Forget Brazil, Egypt or Indonesia - to find cultural differences in competition policy, look no further than the Federal Trade Commission and the Department of Justice.
A showcase panel discussion at the American Bar Association’s Antitrust Law Spring Meeting today featured Covington & Burling partner Thomas Barnett, head of the Antitrust Division from 2005 to 2008, and FTC Commissioner William Kovacic, who chaired the agency from 2008 to 2009.
Kovacic described advising China on the creation of a competition authority, when the question arose whether multiple agencies should be charged with the task. “They asked, ‘What’s your relationship with DOJ?’ And my answer was ‘It’s time for a coffee break.’”
In highlighting differences between the agencies, Kovacic noted that the FTC tends to have a closer relationship with Congress.

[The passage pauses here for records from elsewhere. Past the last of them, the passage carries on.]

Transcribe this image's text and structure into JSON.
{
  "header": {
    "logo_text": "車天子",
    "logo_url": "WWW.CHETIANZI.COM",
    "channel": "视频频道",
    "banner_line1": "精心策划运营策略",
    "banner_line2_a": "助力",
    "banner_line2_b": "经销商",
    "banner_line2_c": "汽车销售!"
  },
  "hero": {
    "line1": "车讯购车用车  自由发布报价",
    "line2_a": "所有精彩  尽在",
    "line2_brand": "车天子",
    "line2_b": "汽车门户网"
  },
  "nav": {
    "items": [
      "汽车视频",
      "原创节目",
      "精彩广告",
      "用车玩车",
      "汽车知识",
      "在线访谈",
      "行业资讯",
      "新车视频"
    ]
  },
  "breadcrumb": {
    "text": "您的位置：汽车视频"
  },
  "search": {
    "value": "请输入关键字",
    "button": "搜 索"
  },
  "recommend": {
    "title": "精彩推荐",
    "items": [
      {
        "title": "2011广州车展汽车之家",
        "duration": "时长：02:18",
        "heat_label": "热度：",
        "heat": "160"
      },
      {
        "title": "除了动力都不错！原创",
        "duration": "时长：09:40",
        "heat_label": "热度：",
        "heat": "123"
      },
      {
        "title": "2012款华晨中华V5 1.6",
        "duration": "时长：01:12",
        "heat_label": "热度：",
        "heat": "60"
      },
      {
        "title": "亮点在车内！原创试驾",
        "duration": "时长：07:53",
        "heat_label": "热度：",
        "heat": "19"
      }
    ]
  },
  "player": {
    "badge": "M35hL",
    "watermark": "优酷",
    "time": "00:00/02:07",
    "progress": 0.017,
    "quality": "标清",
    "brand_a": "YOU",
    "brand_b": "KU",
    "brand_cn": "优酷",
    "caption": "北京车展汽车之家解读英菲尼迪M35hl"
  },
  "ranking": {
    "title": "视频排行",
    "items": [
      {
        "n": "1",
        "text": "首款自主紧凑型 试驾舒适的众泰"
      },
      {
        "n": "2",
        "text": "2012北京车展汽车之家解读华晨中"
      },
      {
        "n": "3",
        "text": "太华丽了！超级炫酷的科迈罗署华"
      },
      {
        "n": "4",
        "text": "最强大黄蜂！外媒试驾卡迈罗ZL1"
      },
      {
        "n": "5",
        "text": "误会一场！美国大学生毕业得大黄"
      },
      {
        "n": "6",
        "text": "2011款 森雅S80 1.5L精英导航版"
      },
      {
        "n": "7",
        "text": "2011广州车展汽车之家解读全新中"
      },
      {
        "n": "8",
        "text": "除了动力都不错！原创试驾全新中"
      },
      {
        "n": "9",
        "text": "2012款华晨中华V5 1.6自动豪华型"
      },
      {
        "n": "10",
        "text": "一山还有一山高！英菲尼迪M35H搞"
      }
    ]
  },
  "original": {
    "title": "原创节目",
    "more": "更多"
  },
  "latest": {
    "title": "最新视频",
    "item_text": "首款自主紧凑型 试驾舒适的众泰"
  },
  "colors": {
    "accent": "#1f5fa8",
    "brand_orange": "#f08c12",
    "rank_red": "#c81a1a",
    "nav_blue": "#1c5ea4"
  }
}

“The Federal Trade Commission is an independent agency, but the question is, independent from whom?” he said. “I think it’s telling that we’re further from the White House than the DOJ, but closer to the building at the other end of the avenue.”
He continued, “We receive letters from Congress saying ‘We’d like a confidential briefing on the status of a current merger review,’ and we do grant these. Tom [Barnett]’s agency says, ‘We’ll be in touch,' which means never.”

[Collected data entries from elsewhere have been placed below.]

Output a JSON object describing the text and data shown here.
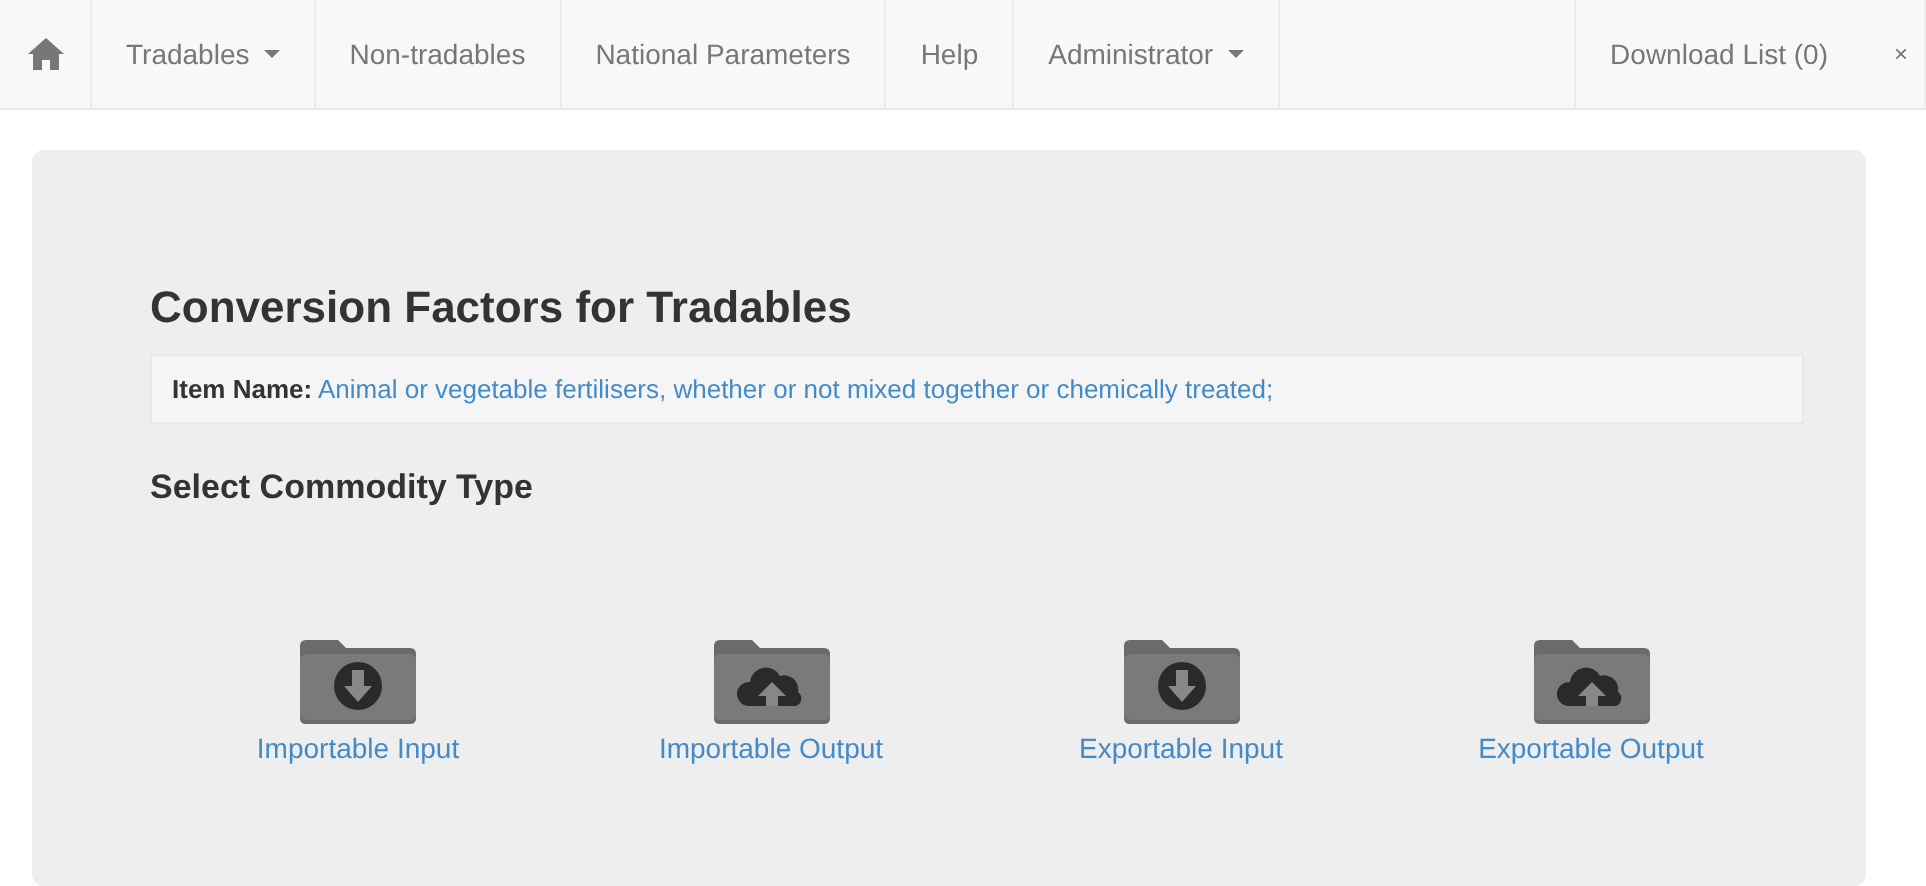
{
  "navbar": {
    "items": [
      {
        "label": "Tradables",
        "dropdown": true
      },
      {
        "label": "Non-tradables",
        "dropdown": false
      },
      {
        "label": "National Parameters",
        "dropdown": false
      },
      {
        "label": "Help",
        "dropdown": false
      },
      {
        "label": "Administrator",
        "dropdown": true
      }
    ],
    "right_items": [
      {
        "label": "Download List (0)"
      },
      {
        "label": "×"
      }
    ]
  },
  "panel": {
    "title": "Conversion Factors for Tradables",
    "item_name_label": "Item Name:",
    "item_name": "Animal or vegetable fertilisers, whether or not mixed together or chemically treated;",
    "subtitle": "Select Commodity Type",
    "options": [
      {
        "label": "Importable Input",
        "kind": "download"
      },
      {
        "label": "Importable Output",
        "kind": "upload"
      },
      {
        "label": "Exportable Input",
        "kind": "download"
      },
      {
        "label": "Exportable Output",
        "kind": "upload"
      }
    ]
  }
}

Barnett responded, “There are all these cultural divides between the agencies I didn’t know about.” The key difference, he said, is that DOJ has “the mentality of a criminal enforcement, executive branch prosecutorial approach, which is broader than just the Antitrust Division.”
“The Justice Department wants to be independent from the Hill,” he said, as opposed to a regulatory agency, “where you expect more interaction.”
At the end of the discussion, Barnett drew a laugh when discussing leniency programs that reward individuals for being the first to confess. “Some things are fairly universal, like acting in your perceived self-interest," he said. "If I’m put on the spot and realize it’s either me or Bill [Kovacic], sorry Bill."